Themida BlackDesert 690

03/28/2018 08:17 Irbos#1
Can anyone remove the thiemida from the exe file blackdeser64.exe?
[Only registered and activated users can see links. Click Here To Register...]
03/28/2018 11:33 R3p#2
Themida x64 isnt that easy to unpack. But why do u need it to unpacked? It unpacks itself at runtime just for ya info
03/28/2018 11:54 Irbos#3
Quote:
Originally Posted by R3p View Post
Themida x64 isnt that easy to unpack. But why do u need it to unpacked? It unpacks itself at runtime just for ya info
I want to pull out the key and the package script method
03/28/2018 13:51 kwskii#4
Just dump it from runtime like r3p said. There's lot of info,plugins that let you easily do this.
03/28/2018 15:04 Irbos#5
Quote:
Originally Posted by kwskii View Post
Just dump it from runtime like r3p said. There's lot of info,plugins that let you easily do this.

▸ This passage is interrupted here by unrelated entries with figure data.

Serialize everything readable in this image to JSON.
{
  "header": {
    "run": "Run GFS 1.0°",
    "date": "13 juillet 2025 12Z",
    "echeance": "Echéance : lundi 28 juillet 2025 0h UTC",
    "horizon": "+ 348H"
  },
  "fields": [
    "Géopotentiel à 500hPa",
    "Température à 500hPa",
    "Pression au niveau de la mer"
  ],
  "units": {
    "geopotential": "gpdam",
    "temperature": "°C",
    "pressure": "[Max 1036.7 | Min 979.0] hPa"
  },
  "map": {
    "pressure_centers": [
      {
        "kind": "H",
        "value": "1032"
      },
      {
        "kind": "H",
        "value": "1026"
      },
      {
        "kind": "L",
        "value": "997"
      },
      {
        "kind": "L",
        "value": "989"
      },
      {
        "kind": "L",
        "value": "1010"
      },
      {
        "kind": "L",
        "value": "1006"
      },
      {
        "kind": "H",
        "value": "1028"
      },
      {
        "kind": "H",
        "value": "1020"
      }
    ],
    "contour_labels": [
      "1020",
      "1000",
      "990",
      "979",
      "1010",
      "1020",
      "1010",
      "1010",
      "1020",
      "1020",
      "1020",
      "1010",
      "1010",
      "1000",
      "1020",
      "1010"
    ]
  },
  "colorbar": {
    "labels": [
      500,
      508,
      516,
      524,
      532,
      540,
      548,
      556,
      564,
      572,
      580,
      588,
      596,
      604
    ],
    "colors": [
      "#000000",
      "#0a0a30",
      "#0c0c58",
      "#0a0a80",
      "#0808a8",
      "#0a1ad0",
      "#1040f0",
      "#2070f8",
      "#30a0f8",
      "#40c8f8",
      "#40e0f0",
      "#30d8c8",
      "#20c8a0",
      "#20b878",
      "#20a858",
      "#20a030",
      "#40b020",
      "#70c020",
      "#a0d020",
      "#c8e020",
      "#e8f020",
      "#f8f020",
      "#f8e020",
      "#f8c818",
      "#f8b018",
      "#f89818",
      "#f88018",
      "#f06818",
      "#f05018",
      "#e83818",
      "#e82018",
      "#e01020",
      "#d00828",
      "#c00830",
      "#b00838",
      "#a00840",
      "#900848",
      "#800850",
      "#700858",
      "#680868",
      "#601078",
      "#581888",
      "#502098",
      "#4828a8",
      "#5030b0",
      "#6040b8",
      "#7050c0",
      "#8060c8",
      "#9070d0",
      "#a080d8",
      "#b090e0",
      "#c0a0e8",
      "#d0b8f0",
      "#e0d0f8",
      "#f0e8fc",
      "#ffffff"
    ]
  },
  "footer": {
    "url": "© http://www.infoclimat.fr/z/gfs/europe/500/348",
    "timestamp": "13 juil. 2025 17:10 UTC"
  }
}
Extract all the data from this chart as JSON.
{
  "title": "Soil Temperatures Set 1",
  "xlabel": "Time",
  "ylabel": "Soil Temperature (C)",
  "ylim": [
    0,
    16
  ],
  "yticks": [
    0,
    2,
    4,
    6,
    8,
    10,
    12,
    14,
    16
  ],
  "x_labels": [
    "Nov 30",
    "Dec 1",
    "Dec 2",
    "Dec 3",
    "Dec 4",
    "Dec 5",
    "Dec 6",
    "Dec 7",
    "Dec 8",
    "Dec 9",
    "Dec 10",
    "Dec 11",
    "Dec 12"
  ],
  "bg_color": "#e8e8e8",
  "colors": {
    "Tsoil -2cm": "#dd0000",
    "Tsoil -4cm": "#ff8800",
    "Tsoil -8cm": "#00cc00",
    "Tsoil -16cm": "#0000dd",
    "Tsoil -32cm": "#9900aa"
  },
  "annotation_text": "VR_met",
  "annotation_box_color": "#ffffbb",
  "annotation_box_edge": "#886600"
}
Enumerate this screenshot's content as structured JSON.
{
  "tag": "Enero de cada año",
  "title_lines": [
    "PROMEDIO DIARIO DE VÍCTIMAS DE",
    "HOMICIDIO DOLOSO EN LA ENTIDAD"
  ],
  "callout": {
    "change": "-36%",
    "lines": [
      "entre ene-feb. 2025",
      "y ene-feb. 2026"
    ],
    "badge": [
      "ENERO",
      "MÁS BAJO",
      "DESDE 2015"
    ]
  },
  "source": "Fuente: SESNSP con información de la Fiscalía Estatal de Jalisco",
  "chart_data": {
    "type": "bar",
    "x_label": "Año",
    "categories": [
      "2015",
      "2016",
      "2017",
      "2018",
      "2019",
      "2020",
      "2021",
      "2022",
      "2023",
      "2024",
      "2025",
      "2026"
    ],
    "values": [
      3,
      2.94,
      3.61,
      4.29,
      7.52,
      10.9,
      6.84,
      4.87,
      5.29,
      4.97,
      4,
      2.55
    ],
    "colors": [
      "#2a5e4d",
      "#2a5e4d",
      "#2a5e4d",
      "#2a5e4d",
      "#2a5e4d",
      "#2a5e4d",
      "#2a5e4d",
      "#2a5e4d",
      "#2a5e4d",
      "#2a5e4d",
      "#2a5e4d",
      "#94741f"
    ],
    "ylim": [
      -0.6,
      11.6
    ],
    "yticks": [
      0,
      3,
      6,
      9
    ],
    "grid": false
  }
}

And you can not tell how to dump?
03/28/2018 15:35 R3p#6
If U dont know this i doubt U be able to reverse things
03/28/2018 17:37 ceh430#7
Quote:
Originally Posted by Irbos View Post
And you can not tell how to dump?
maybe this can help ya a little :P



also all other OALabs are really nice if you want to learn something about it:pimp:
03/29/2018 09:20 Ustonovic#8
Quote:
Originally Posted by Irbos View Post
And you can not tell how to dump?
When you dump something you want to make sure to dump it when the RIP is at the OEP. Attach your debugger of choice, search for "commnad line param" ASCII, trace 2 functions out at you are at the "real" main function.
Set a hardware breakpoint there, restart the game and dump it when it hits the breakpoint (Scylla can do this for example).